Cornelis Haga (1578-1674), de eerste ambassadeur van de Republiek der Verenigde Nederlanden in het Ottomaanse Rijk, is de meest illustere staatsman die Schiedam heeft voortgebracht.
Hij kwam uit een welgestelde familie, zijn vader was Dirk Lambrechtszoon, koopman en lid van de vroedschap in Schiedam. Haga bezocht de Latijnse school in zijn geboortestad Schiedam en studeerde daarna rechten aan de universiteit van Leiden. Hij werd vervolgens werkzaam als advocaat in Den Haag. In 1610 vervulde hij een diplomatieke missie naar Zweden, waarbij hij erin slaagde een aantal gevangengenomen Nederlandse kooplui vrij te krijgen.
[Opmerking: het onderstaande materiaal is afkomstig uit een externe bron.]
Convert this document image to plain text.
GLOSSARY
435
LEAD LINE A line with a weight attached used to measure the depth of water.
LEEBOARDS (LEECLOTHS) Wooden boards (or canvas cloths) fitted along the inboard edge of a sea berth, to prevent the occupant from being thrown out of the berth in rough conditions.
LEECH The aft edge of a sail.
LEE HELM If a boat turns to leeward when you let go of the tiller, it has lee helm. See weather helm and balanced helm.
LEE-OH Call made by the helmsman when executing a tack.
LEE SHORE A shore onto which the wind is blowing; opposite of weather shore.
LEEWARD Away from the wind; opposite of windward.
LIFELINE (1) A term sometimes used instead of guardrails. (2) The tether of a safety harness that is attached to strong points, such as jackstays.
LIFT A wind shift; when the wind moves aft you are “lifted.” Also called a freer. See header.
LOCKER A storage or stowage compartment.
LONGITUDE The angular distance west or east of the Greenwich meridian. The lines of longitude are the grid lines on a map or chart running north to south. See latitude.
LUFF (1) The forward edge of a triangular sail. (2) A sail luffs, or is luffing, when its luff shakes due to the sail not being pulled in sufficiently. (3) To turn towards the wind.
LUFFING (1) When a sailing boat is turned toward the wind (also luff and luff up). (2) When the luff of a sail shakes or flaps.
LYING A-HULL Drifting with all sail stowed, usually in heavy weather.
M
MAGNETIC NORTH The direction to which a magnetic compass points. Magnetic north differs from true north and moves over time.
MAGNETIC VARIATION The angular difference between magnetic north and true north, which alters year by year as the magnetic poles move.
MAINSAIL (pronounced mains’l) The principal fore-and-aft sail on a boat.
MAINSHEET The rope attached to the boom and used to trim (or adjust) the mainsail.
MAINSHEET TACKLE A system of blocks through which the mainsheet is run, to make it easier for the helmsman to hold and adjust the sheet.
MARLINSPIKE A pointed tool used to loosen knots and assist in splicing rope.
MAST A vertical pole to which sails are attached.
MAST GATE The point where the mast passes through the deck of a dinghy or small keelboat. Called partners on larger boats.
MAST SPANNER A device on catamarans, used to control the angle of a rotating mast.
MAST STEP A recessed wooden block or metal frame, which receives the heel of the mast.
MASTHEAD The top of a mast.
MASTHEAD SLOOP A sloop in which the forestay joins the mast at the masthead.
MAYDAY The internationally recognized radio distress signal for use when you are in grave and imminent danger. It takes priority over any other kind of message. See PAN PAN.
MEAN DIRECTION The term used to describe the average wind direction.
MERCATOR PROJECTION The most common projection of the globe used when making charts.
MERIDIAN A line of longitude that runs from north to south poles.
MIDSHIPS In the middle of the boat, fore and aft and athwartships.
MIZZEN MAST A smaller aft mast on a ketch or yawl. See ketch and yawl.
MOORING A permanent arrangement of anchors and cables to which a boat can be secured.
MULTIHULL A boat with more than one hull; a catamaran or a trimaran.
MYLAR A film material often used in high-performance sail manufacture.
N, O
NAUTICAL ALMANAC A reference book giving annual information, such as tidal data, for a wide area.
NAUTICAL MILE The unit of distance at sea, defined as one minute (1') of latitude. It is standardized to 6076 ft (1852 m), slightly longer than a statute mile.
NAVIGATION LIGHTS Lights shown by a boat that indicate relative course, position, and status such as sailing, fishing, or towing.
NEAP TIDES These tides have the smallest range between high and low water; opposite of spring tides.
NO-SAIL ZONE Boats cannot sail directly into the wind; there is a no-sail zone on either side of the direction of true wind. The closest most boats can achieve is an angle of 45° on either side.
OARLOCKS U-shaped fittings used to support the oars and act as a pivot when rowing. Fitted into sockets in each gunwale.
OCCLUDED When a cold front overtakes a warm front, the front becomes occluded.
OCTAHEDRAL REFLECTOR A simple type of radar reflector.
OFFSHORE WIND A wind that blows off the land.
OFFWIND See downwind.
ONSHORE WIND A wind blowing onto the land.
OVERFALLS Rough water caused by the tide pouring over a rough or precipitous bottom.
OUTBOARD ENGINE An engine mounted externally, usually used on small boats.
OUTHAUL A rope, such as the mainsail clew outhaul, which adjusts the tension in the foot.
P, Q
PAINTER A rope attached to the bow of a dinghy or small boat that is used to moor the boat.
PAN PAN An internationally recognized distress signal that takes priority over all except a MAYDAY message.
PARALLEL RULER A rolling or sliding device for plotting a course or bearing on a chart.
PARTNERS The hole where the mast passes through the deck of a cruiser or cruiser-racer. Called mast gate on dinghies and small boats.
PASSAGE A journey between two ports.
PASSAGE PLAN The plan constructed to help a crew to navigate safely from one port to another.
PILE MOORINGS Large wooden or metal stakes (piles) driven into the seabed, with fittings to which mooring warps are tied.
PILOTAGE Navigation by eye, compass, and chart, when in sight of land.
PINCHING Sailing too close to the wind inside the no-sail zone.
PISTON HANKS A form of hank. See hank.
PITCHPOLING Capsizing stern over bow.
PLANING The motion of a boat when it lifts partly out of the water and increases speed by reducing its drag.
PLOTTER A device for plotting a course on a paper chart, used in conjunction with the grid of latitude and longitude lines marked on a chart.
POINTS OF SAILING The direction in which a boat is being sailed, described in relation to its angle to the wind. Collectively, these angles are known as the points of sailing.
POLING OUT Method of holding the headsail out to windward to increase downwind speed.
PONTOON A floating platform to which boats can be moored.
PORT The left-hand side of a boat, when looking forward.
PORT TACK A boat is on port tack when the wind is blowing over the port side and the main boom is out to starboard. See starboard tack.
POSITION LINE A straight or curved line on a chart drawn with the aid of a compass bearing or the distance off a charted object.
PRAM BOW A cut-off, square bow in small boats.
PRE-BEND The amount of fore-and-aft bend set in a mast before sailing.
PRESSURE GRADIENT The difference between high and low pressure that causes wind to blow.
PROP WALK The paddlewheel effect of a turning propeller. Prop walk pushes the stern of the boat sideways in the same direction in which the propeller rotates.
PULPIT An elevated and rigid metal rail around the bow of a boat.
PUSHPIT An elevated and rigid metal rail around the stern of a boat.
Daarmee had hij zijn diplomatieke capaciteiten reeds bewezen. In 1612 werd hij door de Staten-Generaal benoemd tot de eerste diplomatiek vertegenwoordiger van de republiek in Constantinopel, een post die hij tot 1639 zou bekleden. In die tijd had hij met vier verschillende sultans te maken. Zijn opdracht was de handel te bevorderen en slaven, gevangengenomen onderdanen van de republiek, vrij te krijgen. De situatie was echter heel anders dan in Zweden en hij had geen succes met zijn pogingen gevangenen te bevrijden. Op handelsgebied wist hij wel veel resultaten te boeken. Door zijn bemiddeling werd het de Nederlanders toegestaan om onder eigen jurisdictie handel te drijven in het Ottomaanse Rijk en kregen ze verdere voorrechten, zoals vrijstelling van bepaalde belastingen en beperkt zelfbestuur. Bovendien richtte hij tal van consulaire posten op in de belangrijkste havens en handelscentra binnen het Ottomaanse Rijk: Patras, Thessaloniki, Athene, Gallipoli, Izmir, Aleppo, Sidon, Cairo, Tunis en Algiers. Haga nam ook het initiatief tot de oprichting van de Directie van de Levantse handel en de Navigatie op de Middellandse Zee, een college dat in de periode 1625-1826 voorschriften uitvaardigde voor de handel van de Nederlandse koopvaardij in het oostelijk deel van de Middellandse Zee en daarop ook toezicht hield.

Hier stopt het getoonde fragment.